この手の本は大好きだ。タイトルの「はずれ者が進化をつくる」。得意の「その通り!」と発したい。同時に、これは、真理だとも声を挙げたい。
「飛べない鳥キュウイは、飛べなかったから子孫をたくさん産めました」
「ミミズは、元々あった足を捨てたから、土の中で生き残れた」
「雑草は、踏まれても立ち上がらないから踏まれる前より成長できる」
本の表紙を飾る言葉が気持ち良い。「進化に成功したのは、『強い』生き物ではなく、オンリー1になれる場所をみつけた誰よりも「弱い」生き物たちでした。そんな彼らが”人間らしく”生きるための知恵を私たちに教えてくれました。」との文字が表紙で踊っている。面白い。そして、表紙をめくると、帯の言葉が眼に飛び込んでくる。
「皆さんは、自分の弱さを見つけることがありますか?そうだとすれば、幸いです。何しろ自然界を見渡せば『弱い生き物たち』が繁栄しているからです。
「弱い」ことは、成功の条件であるかのようです。
目次を見るだけで、ワクワクしてしまう自分がいます。
「個性」とは何か?・「ふつう」とは何か?・「区別」とは何か?・「多様性」とは何か?・「らしさ」とは何か?・「勝つ」とは何か?・「強さ」とは何か?・「大切なもの」は何か?・「生きる」とは何か?授業の時間割風に章の言葉が紡がれている。
目次だけで、やられてしまった。普段、当たり前のように話している言葉に、「何か?」と問いを繋げるだけで、一気に思考の領域が広がってくる感じの配列だ。今度、使わせていただこう。『「ありがとう」とは何か?』。イケそうである。素直な問いは、人間関係の「間(あいだ)」を力強く引き付けさせるエネルギーのようだ。
強さにはいろいろある
強くなければいきていけない自然界で、弱い植物である雑草ははびこっています。これはなぜでしょう。強さというのは、何も競争に強いだけを指しません。英国の生態学者であるジョン・フィリップ・グライムという人は、植物が成功するためには三つの強さがあると言います。
一つは競争に強いということです。
植物は、光を浴びて光合成をしなければ生きていくことができません。植物の競争は、まずは光の奪い合いです。成長が早くて、大きくなる植物は、光を独占することができます。もし、その植物の陰になれば、十分に光を浴びることはできません。植物にとって、光の争奪に勝つことは、生きていく上でとても大切なことです。しかし、この競争に強い植物が、必ずしも勝ち抜くとは限りません。競争に強い植物が強さを発揮できない場所もたくさんあるのです。それは、水がなかったり、寒かったりという過酷な環境です。
この環境にじっと耐えるというのが二つ目の強さです。
たとえば、サボテンは水がない砂漠でも枯れることはありません。

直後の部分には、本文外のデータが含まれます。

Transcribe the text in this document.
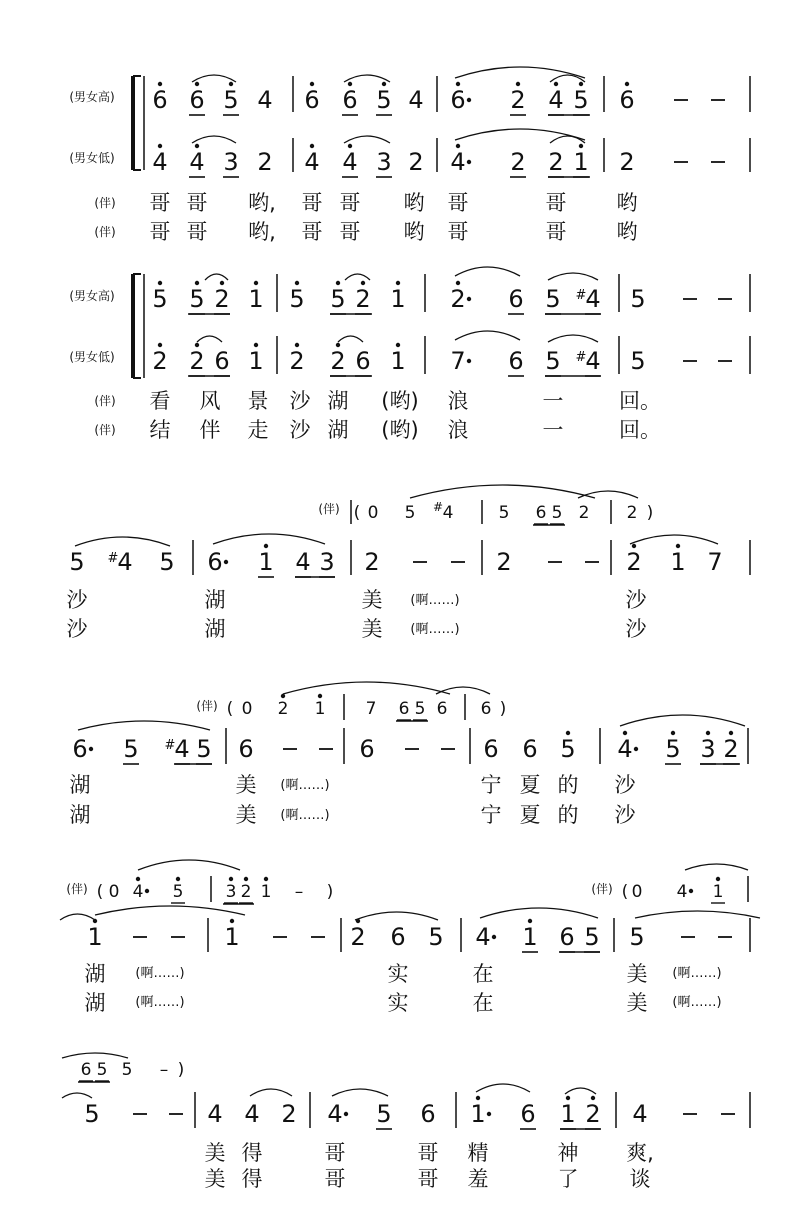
(男女高)
(男女低)
6 6 5 4 6 6 5 4 6 2 4 5 6
4 4 3 2 4 4 3 2 4 2 2 1 2
(伴)
(伴)
哥 哥 哟, 哥 哥 哟 哥	哥 哟
哥 哥 哟, 哥 哥 哟 哥	哥 哟
(男女高)
(男女低)
5 5 2 1 5 5 2 1 2 6 5 4
# 5
2 2 6 1 2 2 6 1 7 6 5 4
# 5
(伴)
(伴)
看 风 景 沙 湖 (哟) 浪	一	回。
结 伴 走 沙 湖 (哟) 浪	一	回。
(伴) ( 0 5 4
#	5 6 5 2 2 )
5 4
# 5 6 1 4 3 2	2	2 1 7
沙	湖	美	沙
(啊……)
沙	湖	美	沙
(啊……)
(伴) ( 0 2 1 7 6 5 6 6 )
6 5 4
# 5 6	6	6 6 5 4 5 3 2
湖	美	宁 夏 的 沙
(啊……)
湖	美	宁 夏 的 沙
(啊……)
(伴) ( 0 4 5 3 2 1 – )	(伴) ( 0 4 1
1	1	2 6 5 4 1 6 5 5
湖	实	在	美
(啊……)	(啊……)
湖	实	在	美
(啊……)	(啊……)
6 5 5 – )
5	4 4 2 4 5 6 1 6 1 2 4
美 得	哥	哥 精	神 爽,
美 得	哥	哥 羞	了 谈
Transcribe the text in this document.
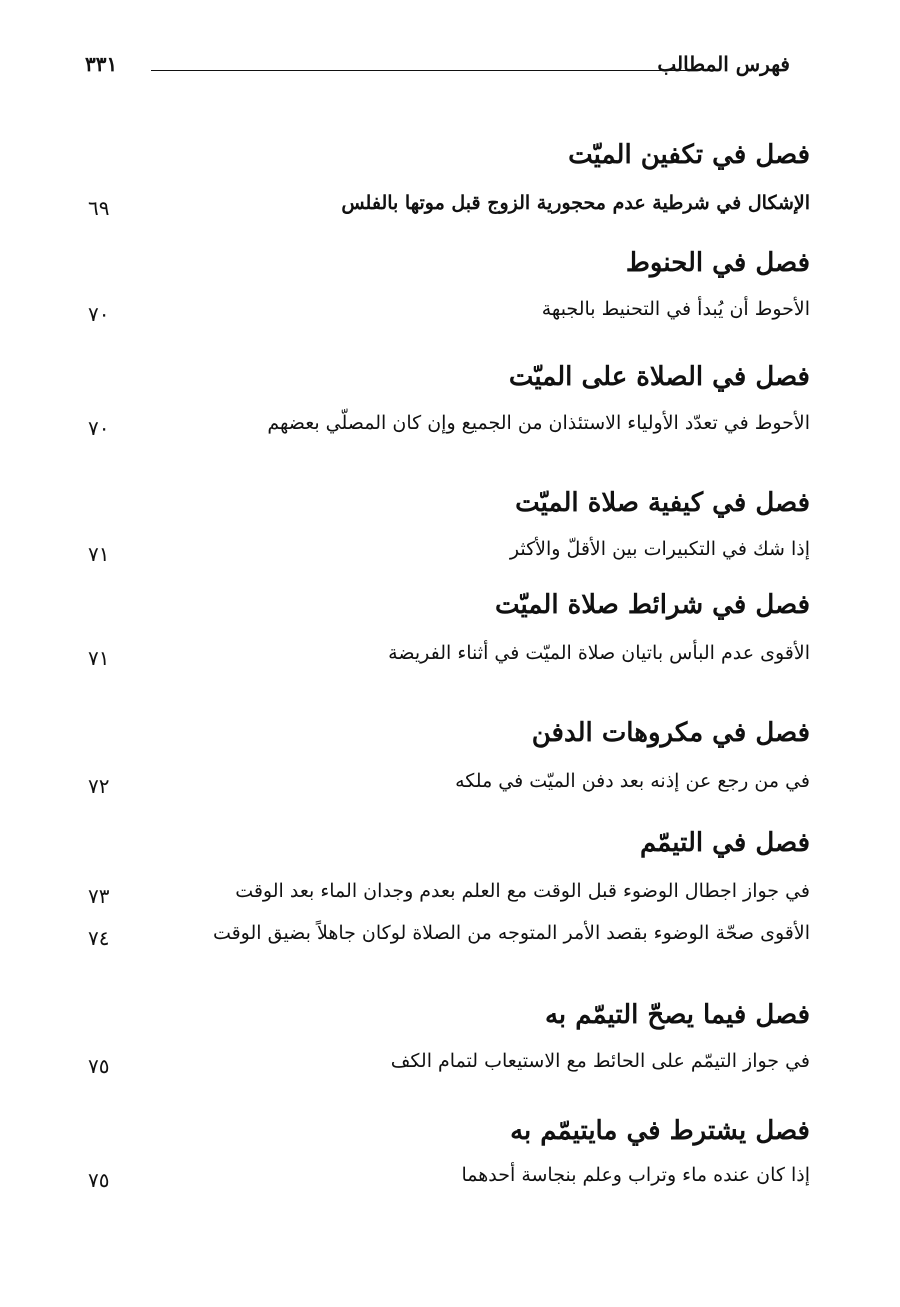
فهرس المطالب
٣٣١
فصل في تكفين الميّت
الإشكال في شرطية عدم محجورية الزوج قبل موتها بالفلس
٦٩
فصل في الحنوط
الأحوط أن يُبدأ في التحنيط بالجبهة
٧٠
فصل في الصلاة على الميّت
الأحوط في تعدّد الأولياء الاستئذان من الجميع وإن كان المصلّي بعضهم
٧٠
فصل في كيفية صلاة الميّت
إذا شك في التكبيرات بين الأقلّ والأكثر
٧١
فصل في شرائط صلاة الميّت
الأقوى عدم البأس باتيان صلاة الميّت في أثناء الفريضة
٧١
فصل في مكروهات الدفن
في من رجع عن إذنه بعد دفن الميّت في ملكه
٧٢
فصل في التيمّم
في جواز اجطال الوضوء قبل الوقت مع العلم بعدم وجدان الماء بعد الوقت
٧٣
الأقوى صحّة الوضوء بقصد الأمر المتوجه من الصلاة لوكان جاهلاً بضيق الوقت
٧٤
فصل فيما يصحّ التيمّم به
في جواز التيمّم على الحائط مع الاستيعاب لتمام الكف
٧٥
فصل يشترط في مايتيمّم به
إذا كان عنده ماء وتراب وعلم بنجاسة أحدهما
٧٥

高い雪山に生える高山植物は、じっと氷雪に耐え忍ぶことができます。厳しい環境に負けないでじっと我慢することも、「強さ」なのです。
三つ目が変化を乗り越える力です。
じつは、雑草はこの三つ目の強さに優れていると言われます。雑草の生える場所を思い浮かべてみてください。草取りをされたり、草刈りをされたり、踏まれたり、土を耕されたり。雑草が生えている場所は、人間によってさまざまな環境の変化がもたらされます。そのピンチを次々と乗り越えていく、これが雑草の強さなのです。実際には、地球上の植物が、この三つのいずれかに分類されるということではなく、むしろ、すべての植物が、この三つの強さを持っていて、そのバランス自らの戦略を組み立てられている考えられています。植物にとって競争に勝つことだけが、強さの象徴ではありません。一口に「強さ」と言っても、本当にいろいろな強さがあるのです。
七時間目「強さ」とは何か? より
おわりでは、「個性」について語りかける。
ある一人が私に向かってこう言いました。「個性って作るものとか、伸ばすものじゃないんだよね。個性はでてきちゃうものだから」。お釈迦さまに「天上天下唯我独尊」という言葉があります。これは、「広い宇宙の中で、誰もがたった唯一の尊い存在である」ということを意味しています。宇宙が誕生してきて以来、同じ個性をもった人間はだれ一人としていません。
私の個性は、この世に誕生した、唯一の個性なのです。私は、個性を出すことが強さだと感じています。そのことに納得できる自分に、ようやく成れたと思っています。